SAS exercises on discriminant analysis

1. Print dataset

There is a dataset "IRIS" on the disk. Print it using:

proc print data=stat2.iris;

The variables correspond to the examples 6.5 and 6.9 from the book.

SEPALLEN = length of sepal
SEPALWID = width of sepal
PETALLEN = length of petal
PETALWID = width of sepal
SPECIES = type of iris

2. Try the following SAS job:

proc discrim data=stat2.iris wcov wcorr pcov pcorr list
pool=yes;
class species;

3. Experiment with priors

Try to alter some of the priors.
Try fewer variables (eg. VAR SEPALLEN PETALLEN;) Try POOL=NO and POOL=TEST.

4. Training and test set

Classifying the same observations that were used for "training" is probably not a sound idea. Two other datasets on the disk give you the possibility to "train" on one set and "classify" the other. The datasets are: "IRISCALI" and "IRISTEST". Print them using:

proc print data=stat2.iriscali;
proc print data=stat2.iristest;

The two datasets together form the complete "IRIS" dataset.

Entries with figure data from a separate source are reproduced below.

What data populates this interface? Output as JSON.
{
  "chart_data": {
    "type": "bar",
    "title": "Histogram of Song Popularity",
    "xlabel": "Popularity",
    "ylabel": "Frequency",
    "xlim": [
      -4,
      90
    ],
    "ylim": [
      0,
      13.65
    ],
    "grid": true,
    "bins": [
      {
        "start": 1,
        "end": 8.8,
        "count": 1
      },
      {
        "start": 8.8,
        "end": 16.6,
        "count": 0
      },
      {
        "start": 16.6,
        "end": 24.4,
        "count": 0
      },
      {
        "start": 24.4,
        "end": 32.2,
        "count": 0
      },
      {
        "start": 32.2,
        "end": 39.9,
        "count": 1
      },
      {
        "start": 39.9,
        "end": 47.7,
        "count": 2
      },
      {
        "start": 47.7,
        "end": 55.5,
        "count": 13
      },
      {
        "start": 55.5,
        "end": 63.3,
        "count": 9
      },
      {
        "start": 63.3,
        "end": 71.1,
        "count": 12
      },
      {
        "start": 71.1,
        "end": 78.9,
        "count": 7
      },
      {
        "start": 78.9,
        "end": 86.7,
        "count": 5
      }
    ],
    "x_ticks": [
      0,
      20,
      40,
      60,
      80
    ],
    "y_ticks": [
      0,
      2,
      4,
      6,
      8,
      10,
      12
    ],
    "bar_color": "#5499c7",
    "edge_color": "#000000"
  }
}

5. Try the following sasjob:

proc discrim data=stat2.iriscali wcov wcorr pcov pcorr list
pool=yes testdata=stat2.iristest testlist;
class species;
testclass species;

6. Try the following sasjob:

proc candisc data=stat2.iris out=toplot distance anova;
class species;

proc plot data=toplot;
plot can2*can1=species;
run;

7. Classification results

Compare the plug in estimates of probabilities of misclassification with the cross validated values.